GENEVA — Business investments across national borders or overseas plunged by almost a quarter in 2017, and increased trade tensions between the world’s major economies could lead to more such setbacks, the United Nations Conference on Trade and Development reported.
The release of UNCTAD’s World Investment Report 2018 comes amid geopolitical and trade tensions, financial volatility, rising interest rates in rich nations and expected weaker demand for commodities. Despite those challenges there has been continued but slowing recovery from the crisis that began with the collapse of Lehman Brothers in September 2008 and almost toppled the world’s financial system.
A day before UNCTAD’s report, the World Bank predicted global growth will slow slightly from a robust 3.1 percent in 2018 down to 3 percent in 2019 and to 2.9 percent in 2020. UNCTAD said flows of global foreign direct investment — cross-border investment among companies and individuals throughout the globe — fell by 23 percent to US$1.43 trillion in 2017, down from US$1.87 trillion in 2016.
The figures, it said, are “in stark contrast to other macroeconomic variables, which saw substantial improvement in 2017.”
The decline in foreign direct investment and a slowdown in global value chains, which represent the sum of what is needed to produce a good or service, should be “a major concern for policymakers worldwide, and especially in developing countries,” said UNCTAD Secretary-General Mukhisa Kituyi.
“Investment in productive assets will be needed to achieve sustainable development in the poorest countries,” he said in a statement. UNCTAD blamed some of the decline on a 22 percent decrease in the value of cross-border mergers and acquisitions.
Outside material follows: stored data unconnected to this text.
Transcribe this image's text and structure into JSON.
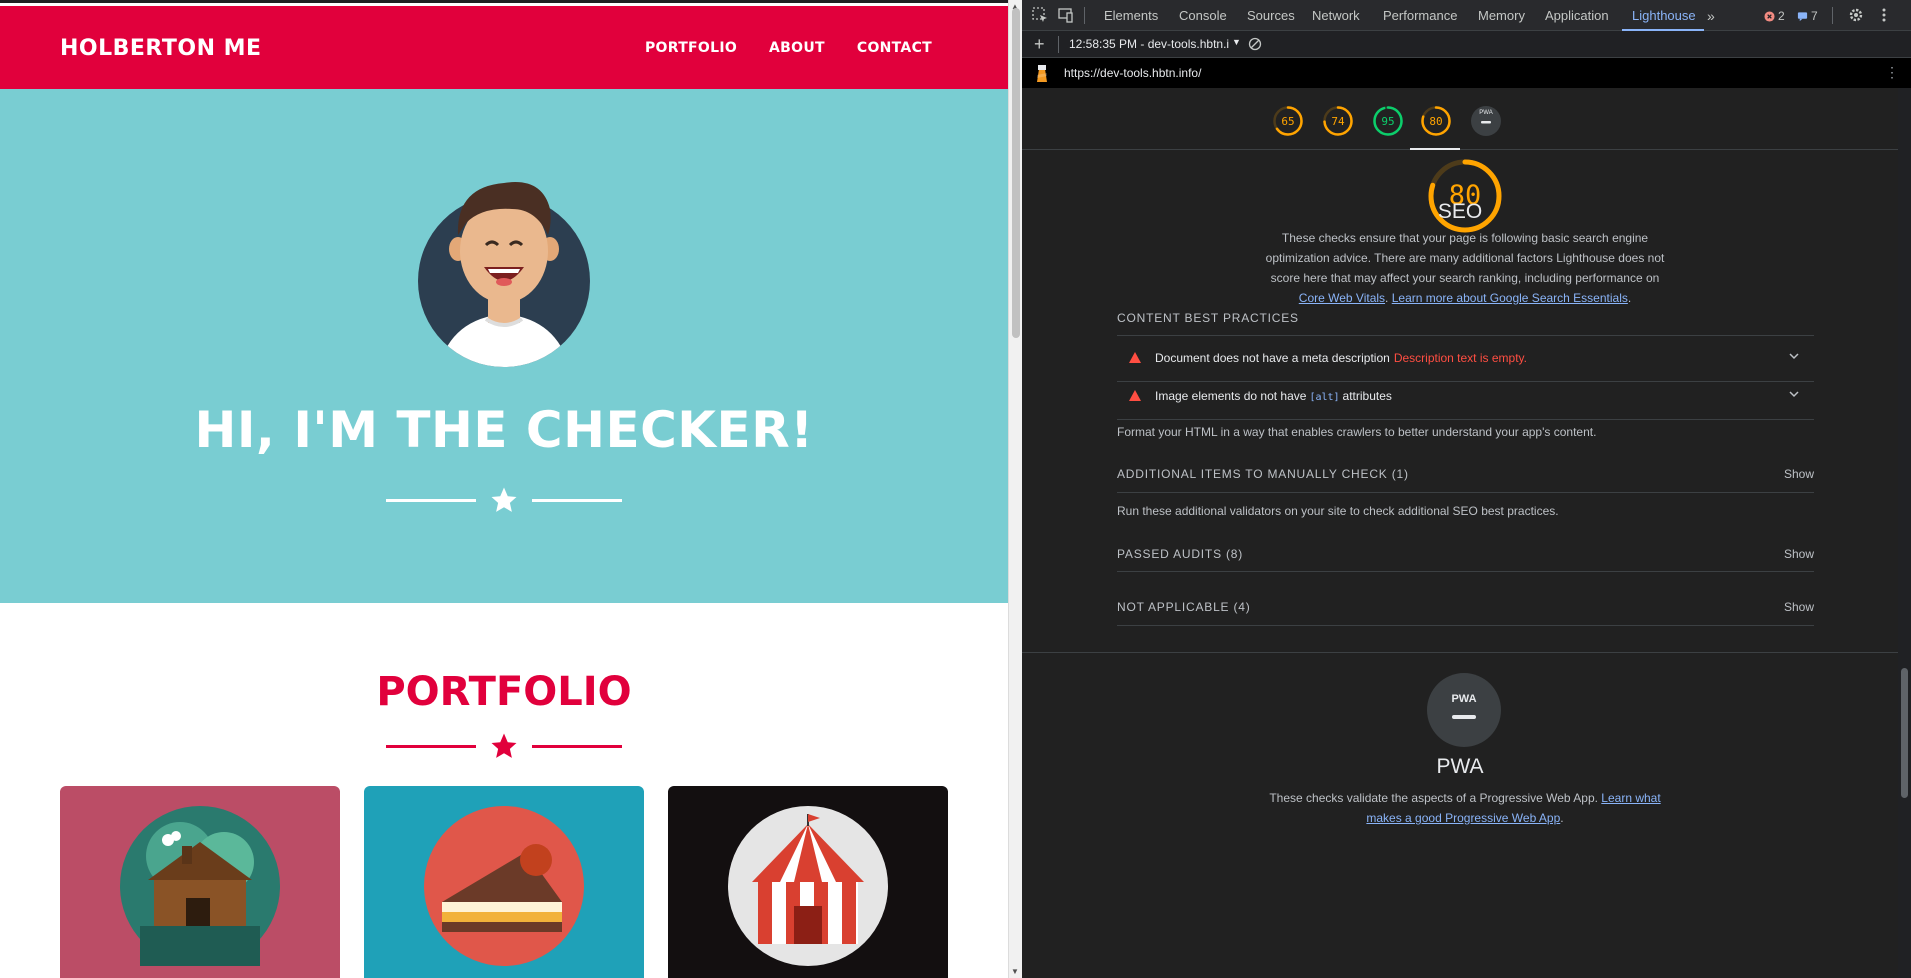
{
  "site": {
    "brand": "HOLBERTON ME",
    "nav": [
      "PORTFOLIO",
      "ABOUT",
      "CONTACT"
    ],
    "hero_title": "HI, I'M THE CHECKER!",
    "portfolio_title": "PORTFOLIO",
    "colors": {
      "brand": "#e1003c",
      "hero_bg": "#79cdd2"
    },
    "cards": [
      {
        "bg": "#bb4d66",
        "icon": "cabin-icon"
      },
      {
        "bg": "#1fa1b8",
        "icon": "cake-icon"
      },
      {
        "bg": "#130f10",
        "icon": "circus-tent-icon"
      }
    ]
  },
  "devtools": {
    "tabs": [
      "Elements",
      "Console",
      "Sources",
      "Network",
      "Performance",
      "Memory",
      "Application",
      "Lighthouse"
    ],
    "active_tab": "Lighthouse",
    "errors_count": "2",
    "messages_count": "7",
    "report_label": "12:58:35 PM - dev-tools.hbtn.i",
    "url": "https://dev-tools.hbtn.info/",
    "scores": [
      {
        "value": "65",
        "color": "#ffa400"
      },
      {
        "value": "74",
        "color": "#ffa400"
      },
      {
        "value": "95",
        "color": "#0cce6b"
      },
      {
        "value": "80",
        "color": "#ffa400"
      }
    ],
    "pwa_short": "PWA",
    "seo": {
      "score": "80",
      "title": "SEO",
      "desc_line1": "These checks ensure that your page is following basic search engine",
      "desc_line2": "optimization advice. There are many additional factors Lighthouse does not",
      "desc_line3": "score here that may affect your search ranking, including performance on",
      "link1": "Core Web Vitals",
      "link2": "Learn more about Google Search Essentials",
      "content_head": "CONTENT BEST PRACTICES",
      "audit1_text": "Document does not have a meta description",
      "audit1_warn": "Description text is empty.",
      "audit2_pre": "Image elements do not have",
      "audit2_code": "[alt]",
      "audit2_post": "attributes",
      "format_note": "Format your HTML in a way that enables crawlers to better understand your app's content.",
      "manual_head": "ADDITIONAL ITEMS TO MANUALLY CHECK (1)",
      "manual_note": "Run these additional validators on your site to check additional SEO best practices.",
      "passed_head": "PASSED AUDITS (8)",
      "na_head": "NOT APPLICABLE (4)",
      "show_label": "Show"
    },
    "pwa": {
      "badge": "PWA",
      "title": "PWA",
      "desc": "These checks validate the aspects of a Progressive Web App.",
      "link_a": "Learn what",
      "link_b": "makes a good Progressive Web App"
    }
  }
}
The report showed global investment remained below its 10-year average last year and the trend would likely be the same in 2018.
UNCTAD said it also noticed a worrying negative trend in the rate of return for global investments: the average rate, which was 8.1 percent in 2012, fell to 6.7 percent in 2017, most noticeably among African, Caribbean and Latin American nations.
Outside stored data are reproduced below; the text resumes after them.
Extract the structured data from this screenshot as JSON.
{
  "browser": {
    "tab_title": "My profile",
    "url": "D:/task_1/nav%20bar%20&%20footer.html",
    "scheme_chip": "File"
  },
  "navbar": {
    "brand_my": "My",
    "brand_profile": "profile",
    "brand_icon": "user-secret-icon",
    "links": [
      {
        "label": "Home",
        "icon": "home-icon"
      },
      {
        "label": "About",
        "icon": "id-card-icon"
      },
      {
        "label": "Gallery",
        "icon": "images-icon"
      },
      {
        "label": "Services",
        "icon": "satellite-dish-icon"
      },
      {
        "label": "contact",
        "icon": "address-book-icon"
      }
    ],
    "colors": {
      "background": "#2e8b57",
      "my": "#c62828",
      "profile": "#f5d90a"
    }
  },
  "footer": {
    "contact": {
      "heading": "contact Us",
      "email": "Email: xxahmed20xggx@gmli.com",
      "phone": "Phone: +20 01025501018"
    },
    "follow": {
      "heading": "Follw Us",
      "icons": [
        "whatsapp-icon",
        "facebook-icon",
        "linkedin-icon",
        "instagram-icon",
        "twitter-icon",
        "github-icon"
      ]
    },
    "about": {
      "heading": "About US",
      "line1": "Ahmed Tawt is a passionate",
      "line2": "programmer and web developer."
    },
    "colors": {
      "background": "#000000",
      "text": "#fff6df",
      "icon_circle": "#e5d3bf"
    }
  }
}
The value of announced so-called greenfield investments, which involve an outside company building new operations overseas from the ground up — and is considered an important indicator of future trends — fell to US$720 billion, a decline of 14 percent, in 2017.
“Prospects for 2018 are therefore muted. Global flows are forecast to increase marginally but remain well below the average over the past 10 years,” UNCTAD said.
“An escalation and broadening of trade tensions could negatively affect investment in global value chains (GVCs),” it said. “As a result of the investment downturn, the rate of expansion of international production is slowing down.”